The following week I took the AOW class with a night dive elective. Nothing against PADI or the instructor, but that dive was a mess. We didnt do much, people where banging agaist each other. Some guy forgot his mask and the loaner kept flooding. He actually got separated from the group. There were 6 students and 2 instructors and a DM Assistant. They watch over us well the dive still sucked. I learned alot more on the screwy dive than the AOW dive. Prior to both I read up on the night dive chapter. Since then I have had 16 more dives. I feel alot more comfortable in the water at night now. I dove in Jamaica for a week. So going back to San Diego sucked abit. Nothing beats 85 degree water 90ft down with 100+ vis. San Diego lately has been 53 degree and 20 vis.

I learned alot from that experience and it was worth it.
I just dont get enough time in the water.
Looking forward to the Rescue Class.
 
Hey, Did you signal with low on air by placing a closed fist across your chest and then signal a thumbs up at 700 psig for vertical ascent and immediate safety stop?

May I suggest for future instances that when the turn around pressure is iggied by your buddy, lie and say you are 300 to 400 psi less than you actually are. In that way, if you say you are 1t 1700 and it happens to be the turnaround pressure, the buddy iggies you, wait for 1500, say you are at 1200, 1300 say you are at 1,00 psig. And at 1100 give the low on air signal for 700 psig.

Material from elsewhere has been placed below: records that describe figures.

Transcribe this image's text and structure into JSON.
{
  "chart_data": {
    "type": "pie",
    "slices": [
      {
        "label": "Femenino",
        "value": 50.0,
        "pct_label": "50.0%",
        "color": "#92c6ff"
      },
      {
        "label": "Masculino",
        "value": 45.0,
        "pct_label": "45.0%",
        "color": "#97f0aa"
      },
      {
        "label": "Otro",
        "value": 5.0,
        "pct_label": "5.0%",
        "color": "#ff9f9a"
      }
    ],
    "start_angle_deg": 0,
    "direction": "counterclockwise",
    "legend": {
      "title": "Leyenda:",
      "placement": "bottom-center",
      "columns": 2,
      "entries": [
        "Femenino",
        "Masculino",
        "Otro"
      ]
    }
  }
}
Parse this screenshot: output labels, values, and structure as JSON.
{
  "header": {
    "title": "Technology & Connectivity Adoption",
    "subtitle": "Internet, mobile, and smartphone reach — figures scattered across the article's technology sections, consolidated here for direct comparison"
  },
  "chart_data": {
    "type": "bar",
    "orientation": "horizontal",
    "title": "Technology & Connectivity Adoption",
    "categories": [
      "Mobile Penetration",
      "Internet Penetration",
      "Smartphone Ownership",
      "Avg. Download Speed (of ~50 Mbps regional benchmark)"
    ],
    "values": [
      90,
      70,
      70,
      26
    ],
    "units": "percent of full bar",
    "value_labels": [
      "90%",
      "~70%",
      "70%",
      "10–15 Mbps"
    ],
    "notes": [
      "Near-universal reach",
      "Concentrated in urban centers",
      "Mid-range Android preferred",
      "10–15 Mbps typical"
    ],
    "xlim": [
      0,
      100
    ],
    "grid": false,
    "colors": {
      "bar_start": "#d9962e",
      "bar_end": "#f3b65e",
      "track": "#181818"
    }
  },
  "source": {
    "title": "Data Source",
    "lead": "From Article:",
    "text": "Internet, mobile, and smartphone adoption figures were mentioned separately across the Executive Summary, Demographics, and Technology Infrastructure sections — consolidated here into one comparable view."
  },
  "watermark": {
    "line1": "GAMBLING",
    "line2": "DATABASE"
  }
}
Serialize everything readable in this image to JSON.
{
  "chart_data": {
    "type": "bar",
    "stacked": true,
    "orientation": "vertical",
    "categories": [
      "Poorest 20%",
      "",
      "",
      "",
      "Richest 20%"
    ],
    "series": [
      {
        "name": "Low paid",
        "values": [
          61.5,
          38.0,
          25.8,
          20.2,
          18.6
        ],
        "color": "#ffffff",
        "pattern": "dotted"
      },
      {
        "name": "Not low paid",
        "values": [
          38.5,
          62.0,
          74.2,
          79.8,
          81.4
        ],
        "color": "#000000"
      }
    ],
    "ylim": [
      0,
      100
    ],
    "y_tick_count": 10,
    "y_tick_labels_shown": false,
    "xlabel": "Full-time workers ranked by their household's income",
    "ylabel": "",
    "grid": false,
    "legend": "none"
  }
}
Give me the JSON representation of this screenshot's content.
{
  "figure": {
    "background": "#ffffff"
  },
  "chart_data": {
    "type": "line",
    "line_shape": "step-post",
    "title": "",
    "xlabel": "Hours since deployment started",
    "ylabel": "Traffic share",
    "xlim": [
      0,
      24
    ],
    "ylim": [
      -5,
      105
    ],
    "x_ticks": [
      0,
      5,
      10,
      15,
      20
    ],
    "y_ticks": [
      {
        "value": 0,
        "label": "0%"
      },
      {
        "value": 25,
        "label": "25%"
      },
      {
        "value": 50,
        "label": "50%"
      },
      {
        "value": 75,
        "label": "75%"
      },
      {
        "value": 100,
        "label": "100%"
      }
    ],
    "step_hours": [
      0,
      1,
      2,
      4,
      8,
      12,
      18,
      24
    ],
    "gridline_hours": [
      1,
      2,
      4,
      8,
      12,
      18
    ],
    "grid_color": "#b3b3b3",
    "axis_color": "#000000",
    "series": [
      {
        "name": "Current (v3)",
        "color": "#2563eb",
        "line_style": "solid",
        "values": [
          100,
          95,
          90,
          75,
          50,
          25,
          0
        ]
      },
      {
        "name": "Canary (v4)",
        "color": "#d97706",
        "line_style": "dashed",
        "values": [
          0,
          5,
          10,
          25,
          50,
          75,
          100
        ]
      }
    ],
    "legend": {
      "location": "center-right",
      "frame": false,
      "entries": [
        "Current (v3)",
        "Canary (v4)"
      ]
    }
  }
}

And let me guess, if you confronted your buddy on the dive plan deviation or the dive op about their poor job in buddying you up rspoonsibly, the buddy and /or dive op probably gave a classic a-hole response of "oh well, that's diving"?
 
AXL72:
Hey, Did you signal with low on air by placing a closed fist across your chest and then signal a thumbs up at 700 psig for vertical ascent and immediate safety stop?

May I suggest for future instances that when the turn around pressure is iggied by your buddy, lie and say you are 300 to 400 psi less than you actually are. In that way, if you say you are 1t 1700 and it happens to be the turnaround pressure, the buddy iggies you, wait for 1500, say you are at 1200, 1300 say you are at 1,00 psig. And at 1100 give the low on air signal for 700 psig.

And let me guess, if you confronted your buddy on the dive plan deviation or the dive op about their poor job in buddying you up rspoonsibly, the buddy and /or dive op probably gave a classic a-hole response of "oh well, that's diving"?

Frankly, if you have to lie to your buddy to get him to listen, he is not worth diving with and furthermore may be placing himself in danger by not leaving himself enough air in case of an incident let alone you. I would leave him.
This "buddy" was supposed to be experienced. I've heard it all before, you can't tell until you get him in the water.